Let $V$ be a smooth projective plane quartic. We say that $P \in V$ is a Weierstrass point if $\dim(L(gP)) \geq 2$. We say that a point $Q$ is a point of inflexion if the tangent line at $Q$ intersects $Q$ with multiplicity at least 3.
How do I show that, for the special case of $V$ a plane quartic, these definitions coincide, in the sense that being an inflexion point is equivalent to being a Weierstrass point?
Please don't give an answer involving things like schemes and sheaves - let's keep it in the language of varieties. I know the statement of the Riemann-Roch theorem.
A Weierstrass point of a smooth projective curve $C$ (compact Riemann surface, if you prefer) is a ramification point of the complete canonical series $K_C$. In other words, it is a point $P\in C$ such that $h^0(K_C(-gP))>0$, where $g=g_C$. This is equivalent to $h^0(gP)>1$, as you mention (by Riemann-Roch $+$ Serre duality).
If $C$ is a smooth plane quartic, any canonical divisor consists of four aligned points on the curve.
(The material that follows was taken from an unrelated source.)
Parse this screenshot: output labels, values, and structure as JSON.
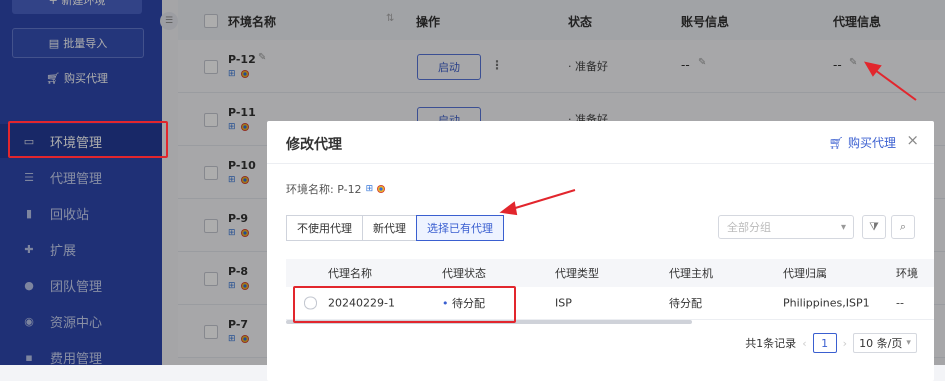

In other words, the canonical series is the linear series cut out by lines, $$K_C=\mathscr O_C(1).$$ Since $g=3$, a point $P\in C$ is Weierstrass iff $\mathscr O_C(1)$ has a (nonzero) section vanishing at least $3$ times at $P$. But this is the definition of an inflexion point.
Aside. It is true for every smooth plane curve $C$ of degree $d$ that $K_C=\mathscr O_C(d-3)$.